Sunday on the Surf Coast, beaches to the east from Monday

Craig Brokensha picture
Craig Brokensha (Craig)

Victoria Forecast by Craig Brokensha (issued Friday 19th September)

Best Days: Early Saturday around Torquay, Sunday morning on the Surf Coast, each morning Monday through Thursday across both coasts

Recap

Poor conditions continued across most locations yesterday with a stormy mix of swells and fresh to strong onshore winds. The Torquay region saw an early W/SW'ly creating surfable waves for keen boardriders before winds reverted back to the S/SW.

Today the swell has eased back to 2-3ft on the Surf Coast and 4-6ft on the Mornington Peninsula with better conditions around Torquay early under a W/NW breeze. This has since shifted back onshore and will remain so for the rest of the day.

This weekend and Monday (Sep 20 - 22)

Today's swell should drop further into tomorrow but the Surf Coast should still offer 2ft+ sets across exposed breaks through the morning, with 3-5ft waves on the Mornington Peninsula ahead of a late kick in new long-range W/SW groundswell.

This swell was generated by a vigorous polar frontal progression dipping east-southeast from the Southern Indian Ocean (south-west of WA) and will be very inconsistent, with a 3ft and 6ft sets due later Saturday across the Surf Coast and Mornington Peninsula respectively.

The swell should hold into Sunday to a similar size before easing back through Monday from an inconsistent 2ft on the Surf Coast and 3-4ft+ on the Mornington Peninsula.

Winds tomorrow will be generally onshore and moderate in strength from the S/SW across most locations, but the Torquay region should see early W/NW winds similar to this morning.

Sunday morning should see light onshore SW winds across the Mornington Peninsula (possibly even variable at stages) with better W/NW winds around Torquay on the Surf Coast that will be longer lived than Saturday. Monday is still the day for the beaches east of Melbourne with morning offshore N/NE winds (N/NW on the Surf Coast) that are only expected to swing light onshore into the afternoon.

Next Tuesday onwards (Sep 23 onwards)

Tuesday morning is expected to be a low point in swell activity, but exposed breaks on the Mornington Peninsula should still be picking up inconsistent 3ft+ sets with offshore N'ly winds through the morning before again tending variable and possibly giving into weak sea breezes.

A new long-range and very inconsistent W/SW groundswell is due through the day though, generated in our far swell window in the Southern Indian Ocean and this should provide slightly better 2ft waves on the Surf Coast with 5ft bombs on the Mornington Peninsula.

Into Wednesday a better S/SW groundswell is due across both coasts, generated by a very deep and powerful polar low forming late in our swell window to our south-west on Sunday evening. A burst of gale to severe-gale W/SW winds will be generated right on the edge of our swell window before the system pushes east and under Tassie, generating an inconsistent but good S/SW groundswell for Wednesday morning.

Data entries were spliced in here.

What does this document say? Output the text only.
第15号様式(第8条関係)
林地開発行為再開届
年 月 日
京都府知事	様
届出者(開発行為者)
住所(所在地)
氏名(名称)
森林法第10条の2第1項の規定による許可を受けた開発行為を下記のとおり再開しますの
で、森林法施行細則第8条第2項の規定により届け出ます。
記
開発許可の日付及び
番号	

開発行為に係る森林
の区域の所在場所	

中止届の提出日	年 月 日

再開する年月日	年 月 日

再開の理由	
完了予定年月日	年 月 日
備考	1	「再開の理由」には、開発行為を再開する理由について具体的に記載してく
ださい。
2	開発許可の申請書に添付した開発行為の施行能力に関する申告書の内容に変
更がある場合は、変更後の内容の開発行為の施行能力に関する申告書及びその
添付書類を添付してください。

The Surf Coast should see infrequent 2-3ft sets across most breaks with 4-5ft waves on the Mornington Peninsula with offshore N/NW winds on the former and straighter N'ly winds for a period across the later before a weak SW change moves through.

A dip in size is due through the afternoon, and further into Thursday morning ahead of a new SW swell during the day. This swell should be similar to Wednesday morning's, generated by a trailing polar front behind the strong low as winds persist from the N/NE.

Longer term there's still nothing major on the cards besides distant and very inconsistent levels of W/SW groundswell. We may see a more active period into the week starting the 29th, but we'll review this Monday. Have a great weekend!